Anonymous vs. the Attackers of Charlie Hebdo

A few years ago the Anonymous hackers collective announced it would be taking on the notorious Zetas cartel in Mexico. A member had been kidnapped, and in response dissemination of information about the criminal organization was planned for release. This did lead to the Zetas letting the kidnap victim go, but the Zetas promised retribution if there was a release, said retribution aimed at the victim's family.  Others simply considered Anonymous as overreaching and risking violent bloody death for something that would make no difference at all to the Zetas.

With this as background, the possibility that Anonymous might really do something about Islamic State or Al-Qaeda seems similarly ill-conceived. On further reflection, though, it might be a better match than initially perceived. While this might not be anything like the organizational analysis that might truly be needed, it goes to the differences between

  • A state organization, i.e. a government, with defensive and offensive capabilities aimed at protection of the members of the state and pursuit of their common goals.
  • A criminal organization based on a profit motive.
  • A terrorist organization with ideological goals (which may be based on religious thought)
  • Whatever organizational type one might assign to Anonymous, although their goals are ultimately ideological in scope.

To start, though, there's an important distinction already: The Zetas had an exploitable connection to Anonymous, namely the previously kidnapped member. Conversely, the reason Anonymous considered taking action was because of the kidnapping. This naturally weakens the anonymity that the group depends on. It would be like Batman starting his crime-fighting career by saying he was avenging the Waynes: It's too much of a clue to toss out there at the start. If, instead, information had appeared in public places with only a Guy Fawkes mask to show where it came from - and no connection to anyone - it might have been an effective method to weaken the cartel.

Although at least one commentator noted that the government is completely owned by the cartel, so releasing the info would do nothing helpful at all. Open source intelligence group Stratfor finishes their assessment with

Being identified and detained by Scotland Yard or the FBI is a far different situation than being identified and detained by Los Zetas.

In any case, without a focused assault on key nodes of infrastructure, you can't hope to eliminate all of them - and it only takes the attention of a few organized criminals to have the attention of them all. That is an advantage of having a hierarchical organization with well-defined and concrete goals: Someone starts messing around, all resources can be focused in that direction, and the only justification needed to do so is "are our goals in jeopardy." Anonymous depends on people using their computers to support the operations they want to support. They would not be able to apply sufficient force to the Zetas, because the methods of attack are too diffuse to affect the cartel's concrete goals of making money and acquiring power. While there is an advantage to anonymity, it's not clear that it makes any difference to this inherent imbalance.

But attacking Al-Qaeda in this way might work. Al-Qaeda has a de-centralized structure as well,  and could be said to lack key nodes - a successful attack on one node will normally have no effect on the overall organization.

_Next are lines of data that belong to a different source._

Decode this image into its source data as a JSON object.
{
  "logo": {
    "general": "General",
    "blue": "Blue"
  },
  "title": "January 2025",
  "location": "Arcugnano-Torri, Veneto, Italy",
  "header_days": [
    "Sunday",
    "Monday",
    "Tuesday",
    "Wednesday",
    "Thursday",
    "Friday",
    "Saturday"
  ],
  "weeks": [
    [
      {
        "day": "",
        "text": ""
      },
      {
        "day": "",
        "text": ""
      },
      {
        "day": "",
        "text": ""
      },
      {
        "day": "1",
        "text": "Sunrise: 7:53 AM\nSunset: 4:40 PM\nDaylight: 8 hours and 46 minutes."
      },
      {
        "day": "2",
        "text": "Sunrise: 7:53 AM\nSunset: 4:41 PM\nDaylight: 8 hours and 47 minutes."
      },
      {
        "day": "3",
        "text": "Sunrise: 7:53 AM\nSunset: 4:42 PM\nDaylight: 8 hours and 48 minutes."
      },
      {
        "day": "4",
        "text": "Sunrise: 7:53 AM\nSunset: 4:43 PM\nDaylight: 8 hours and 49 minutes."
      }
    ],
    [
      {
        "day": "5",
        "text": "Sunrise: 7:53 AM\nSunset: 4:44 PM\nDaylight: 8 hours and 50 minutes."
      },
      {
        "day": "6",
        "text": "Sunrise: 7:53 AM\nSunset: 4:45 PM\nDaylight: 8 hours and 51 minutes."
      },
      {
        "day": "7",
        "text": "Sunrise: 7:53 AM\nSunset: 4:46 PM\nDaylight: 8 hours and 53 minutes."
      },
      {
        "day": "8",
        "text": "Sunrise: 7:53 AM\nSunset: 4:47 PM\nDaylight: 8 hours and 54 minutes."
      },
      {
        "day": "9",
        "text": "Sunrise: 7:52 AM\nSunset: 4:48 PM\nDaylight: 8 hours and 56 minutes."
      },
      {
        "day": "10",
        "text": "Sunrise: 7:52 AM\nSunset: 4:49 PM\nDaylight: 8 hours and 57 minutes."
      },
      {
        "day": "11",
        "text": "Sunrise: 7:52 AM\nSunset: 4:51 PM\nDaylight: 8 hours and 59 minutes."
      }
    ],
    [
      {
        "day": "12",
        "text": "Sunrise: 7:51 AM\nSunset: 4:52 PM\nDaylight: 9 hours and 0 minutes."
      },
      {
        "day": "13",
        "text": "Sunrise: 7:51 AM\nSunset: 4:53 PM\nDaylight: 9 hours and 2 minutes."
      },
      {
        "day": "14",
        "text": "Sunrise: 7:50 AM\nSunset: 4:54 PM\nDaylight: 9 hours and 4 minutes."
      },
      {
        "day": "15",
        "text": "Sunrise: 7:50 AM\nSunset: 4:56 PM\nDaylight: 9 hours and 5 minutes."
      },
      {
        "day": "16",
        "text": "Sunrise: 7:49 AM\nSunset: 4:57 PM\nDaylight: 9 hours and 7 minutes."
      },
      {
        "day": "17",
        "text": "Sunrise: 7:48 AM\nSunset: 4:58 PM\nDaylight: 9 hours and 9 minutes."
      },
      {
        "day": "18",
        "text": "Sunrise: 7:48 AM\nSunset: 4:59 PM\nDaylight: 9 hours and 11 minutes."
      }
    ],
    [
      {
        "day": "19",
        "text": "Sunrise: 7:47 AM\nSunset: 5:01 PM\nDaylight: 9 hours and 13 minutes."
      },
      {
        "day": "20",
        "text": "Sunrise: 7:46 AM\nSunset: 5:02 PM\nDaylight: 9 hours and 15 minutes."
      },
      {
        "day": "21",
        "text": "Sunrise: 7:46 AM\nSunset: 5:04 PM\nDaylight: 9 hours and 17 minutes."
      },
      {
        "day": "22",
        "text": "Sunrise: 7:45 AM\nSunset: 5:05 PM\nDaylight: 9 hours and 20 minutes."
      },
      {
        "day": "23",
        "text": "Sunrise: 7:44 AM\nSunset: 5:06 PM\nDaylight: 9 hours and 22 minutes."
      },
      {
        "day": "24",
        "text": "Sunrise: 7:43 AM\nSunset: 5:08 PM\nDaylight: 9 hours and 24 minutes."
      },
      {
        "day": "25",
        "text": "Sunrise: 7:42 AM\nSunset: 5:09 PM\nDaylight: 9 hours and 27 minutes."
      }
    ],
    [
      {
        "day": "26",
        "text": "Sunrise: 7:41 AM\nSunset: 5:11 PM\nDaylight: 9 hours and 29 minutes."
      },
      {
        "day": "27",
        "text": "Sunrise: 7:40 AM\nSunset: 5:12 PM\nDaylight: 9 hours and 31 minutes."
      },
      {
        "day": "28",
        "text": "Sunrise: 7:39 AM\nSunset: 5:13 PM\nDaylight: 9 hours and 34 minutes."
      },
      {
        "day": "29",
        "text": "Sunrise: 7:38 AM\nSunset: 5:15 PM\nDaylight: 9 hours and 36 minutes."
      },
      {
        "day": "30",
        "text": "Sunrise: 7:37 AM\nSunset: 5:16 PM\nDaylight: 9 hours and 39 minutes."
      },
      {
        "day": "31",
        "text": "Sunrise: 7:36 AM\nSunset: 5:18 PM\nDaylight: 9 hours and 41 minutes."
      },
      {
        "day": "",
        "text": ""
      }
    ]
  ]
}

Any impact requires eliminating enough individual notes to degrade communication, operational effectiveness, etc.  Which means the winner will be the side that can eliminate nodes more effectively, by having more people and/or better skills. That could be Anonymous.

("Hey - Al-Qaeda has used diffuse tactics against the United States successfully!" Yes, but not against concrete goals of the United States.  "Money and power" can be broken down specifically for a criminal organization, since the goals are related directly to its leaders, who aren't responsible to anyone else. Any criminal organization will have to have particular areas it controls and areas it wants to enter.  This doesn't scale up to a state with millions of citizens, many of whom have differing opinions on what the purpose of government should be.)

The question would be relative advantage and alignment of purpose with ideology: Will there be more people attacking jihadist websites or defending them?  Will the defenders be more or less skillful than the attackers? Given equivalent forces, is the advantage to the defenders advantage or the attackers? (Probably the former - keep the site up, you win.) Who does anonymity help more, here? While hard to tell for sure, it seems like this would be a win for the attackers - that more people would align themselves to that side than the other.